Rutabaga is not at all sexy. Yet its slightly bitter yet sweet earthy flavor makes a comfortingly enticing vegetable soup, particularly when the rutabaga is roasted to intensify the sweetness and a variety of spices and herbs as well as other root vegetables are added to the mix.
The homely smallish rutabagas I recently spied at the farmers market flooded me with memories of my mom’s New England pureed rutabaga. She boiled, mashed, strained then mixed the rutabaga with salt, pepper and plenty of butter. I looked forward to her Thanksgiving pureed rutabaga along with the vats of mashed potatoes she made.

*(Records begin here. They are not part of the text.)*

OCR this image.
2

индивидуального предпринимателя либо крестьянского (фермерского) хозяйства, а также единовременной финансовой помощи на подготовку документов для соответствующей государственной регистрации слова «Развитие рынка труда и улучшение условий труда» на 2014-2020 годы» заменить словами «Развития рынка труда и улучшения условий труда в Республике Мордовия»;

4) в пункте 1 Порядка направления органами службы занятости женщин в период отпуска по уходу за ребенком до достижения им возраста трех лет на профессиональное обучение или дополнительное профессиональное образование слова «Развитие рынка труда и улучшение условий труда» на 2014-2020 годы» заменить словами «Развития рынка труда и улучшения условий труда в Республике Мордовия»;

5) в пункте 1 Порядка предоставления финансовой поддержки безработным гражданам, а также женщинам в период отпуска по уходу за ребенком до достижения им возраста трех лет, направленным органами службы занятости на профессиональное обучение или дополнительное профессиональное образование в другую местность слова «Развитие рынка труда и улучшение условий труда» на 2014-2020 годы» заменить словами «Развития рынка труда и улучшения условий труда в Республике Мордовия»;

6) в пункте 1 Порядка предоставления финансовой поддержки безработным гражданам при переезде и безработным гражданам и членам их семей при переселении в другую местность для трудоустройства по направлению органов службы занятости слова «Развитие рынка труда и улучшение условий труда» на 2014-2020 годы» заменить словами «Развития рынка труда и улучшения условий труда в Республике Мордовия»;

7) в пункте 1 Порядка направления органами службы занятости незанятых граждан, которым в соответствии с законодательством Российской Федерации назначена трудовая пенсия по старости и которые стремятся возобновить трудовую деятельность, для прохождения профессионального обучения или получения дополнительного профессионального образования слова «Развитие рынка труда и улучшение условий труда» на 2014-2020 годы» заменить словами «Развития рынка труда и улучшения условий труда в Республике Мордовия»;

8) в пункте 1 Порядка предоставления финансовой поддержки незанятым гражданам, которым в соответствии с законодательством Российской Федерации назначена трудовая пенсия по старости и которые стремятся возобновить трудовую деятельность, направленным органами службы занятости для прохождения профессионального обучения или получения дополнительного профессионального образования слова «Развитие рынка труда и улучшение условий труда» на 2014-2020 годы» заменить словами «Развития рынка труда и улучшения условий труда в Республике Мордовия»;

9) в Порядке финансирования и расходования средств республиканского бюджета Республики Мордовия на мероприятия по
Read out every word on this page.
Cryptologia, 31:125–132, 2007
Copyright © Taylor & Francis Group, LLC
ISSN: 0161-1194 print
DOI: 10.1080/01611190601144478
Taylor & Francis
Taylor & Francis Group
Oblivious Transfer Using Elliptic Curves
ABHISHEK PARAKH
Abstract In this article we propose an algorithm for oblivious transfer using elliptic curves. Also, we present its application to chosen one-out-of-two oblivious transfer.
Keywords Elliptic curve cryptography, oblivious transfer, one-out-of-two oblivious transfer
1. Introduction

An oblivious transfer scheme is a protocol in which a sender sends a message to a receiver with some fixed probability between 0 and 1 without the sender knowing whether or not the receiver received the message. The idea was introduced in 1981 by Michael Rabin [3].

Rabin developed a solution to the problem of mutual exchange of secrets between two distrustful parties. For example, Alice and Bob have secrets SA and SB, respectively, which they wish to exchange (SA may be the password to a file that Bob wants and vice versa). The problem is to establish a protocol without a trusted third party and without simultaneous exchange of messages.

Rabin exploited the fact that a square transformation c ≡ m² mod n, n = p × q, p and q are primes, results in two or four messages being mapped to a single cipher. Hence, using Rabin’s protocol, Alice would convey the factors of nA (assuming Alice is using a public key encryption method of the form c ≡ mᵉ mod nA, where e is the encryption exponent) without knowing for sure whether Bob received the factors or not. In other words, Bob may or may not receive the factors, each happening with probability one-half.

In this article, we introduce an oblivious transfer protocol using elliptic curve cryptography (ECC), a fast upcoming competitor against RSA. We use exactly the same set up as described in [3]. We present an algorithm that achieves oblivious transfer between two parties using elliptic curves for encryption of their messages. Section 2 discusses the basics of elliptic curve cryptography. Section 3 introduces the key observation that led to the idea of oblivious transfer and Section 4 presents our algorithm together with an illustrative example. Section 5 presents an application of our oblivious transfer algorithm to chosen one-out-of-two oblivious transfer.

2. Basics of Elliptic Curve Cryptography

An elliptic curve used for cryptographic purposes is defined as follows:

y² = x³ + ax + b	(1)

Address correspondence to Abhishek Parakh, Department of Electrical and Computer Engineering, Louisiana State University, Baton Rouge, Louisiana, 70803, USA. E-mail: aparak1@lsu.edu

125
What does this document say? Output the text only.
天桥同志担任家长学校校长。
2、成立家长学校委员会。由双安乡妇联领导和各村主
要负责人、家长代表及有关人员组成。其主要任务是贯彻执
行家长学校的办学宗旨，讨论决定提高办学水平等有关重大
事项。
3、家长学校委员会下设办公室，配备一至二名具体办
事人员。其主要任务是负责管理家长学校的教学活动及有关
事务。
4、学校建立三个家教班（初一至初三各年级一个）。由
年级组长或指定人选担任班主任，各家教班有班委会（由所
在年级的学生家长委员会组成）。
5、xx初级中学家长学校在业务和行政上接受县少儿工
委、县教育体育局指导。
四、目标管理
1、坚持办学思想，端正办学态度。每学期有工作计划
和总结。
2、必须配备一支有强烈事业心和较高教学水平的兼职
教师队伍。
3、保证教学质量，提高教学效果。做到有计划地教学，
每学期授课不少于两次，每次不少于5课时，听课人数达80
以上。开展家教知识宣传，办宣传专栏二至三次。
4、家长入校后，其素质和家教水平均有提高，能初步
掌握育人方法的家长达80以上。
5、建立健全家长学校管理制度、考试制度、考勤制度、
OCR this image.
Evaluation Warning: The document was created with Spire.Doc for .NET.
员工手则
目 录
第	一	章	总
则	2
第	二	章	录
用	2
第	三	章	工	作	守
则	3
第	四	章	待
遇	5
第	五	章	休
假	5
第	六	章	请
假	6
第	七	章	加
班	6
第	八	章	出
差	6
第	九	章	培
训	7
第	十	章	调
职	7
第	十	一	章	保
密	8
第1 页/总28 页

There is slight controversy whether rutabaga is a turnip or not – it’s not, even though it’s commonly called a yellow turnip. Rutabagas are actually a cross between cabbage and turnip so the similarity is not misplaced. Turnips have a noticeably sharper and more bitter taste than their more mild mannered cousins.
The diminutive and sweet farmers market rutabagas were the latest targets of my recent personal quest to make vegan inspired soups that are both rich in flavor and satisfying in texture. The basic method I’ve learned it to make a complementary vegetable broth to intensify and spotlight the flavors of the vegetable being profiled. Traditional flavor crutches like chicken stock, butter and cream can actually muddy and mask the flavor of milder vegetables. By leaving these out, the vegetable essence can shine.
Rutabaga is a bit tricky in a soup or broth because the broth can take on a pronounced mustardy taste. By adding the rutabaga skins and only a bit of chopped rutabaga along with many other complementary vegetables, the broth provides a complex background for the soup. I shy away from commercial vegetable broths and use water if I don’t make my own. (If there’s a great commercial vegetable broth out there, I’m open to trying it!)
If the rutabaga has wax on it, don’t use the skin and substitute an equal amount of chopped rutabaga in the recipe. Typically supermarket rutabaga’s have wax on them. Farmers market rutabaga’s don’t…yet another reason to support local farmers markets.
One of my favorite non-dairy, gluten-free thickeners is nutty Anson Mills rice grits which cooks down in the soup and flavors and thickens it when pureed. Long grain rice such as basmati also has the same effect.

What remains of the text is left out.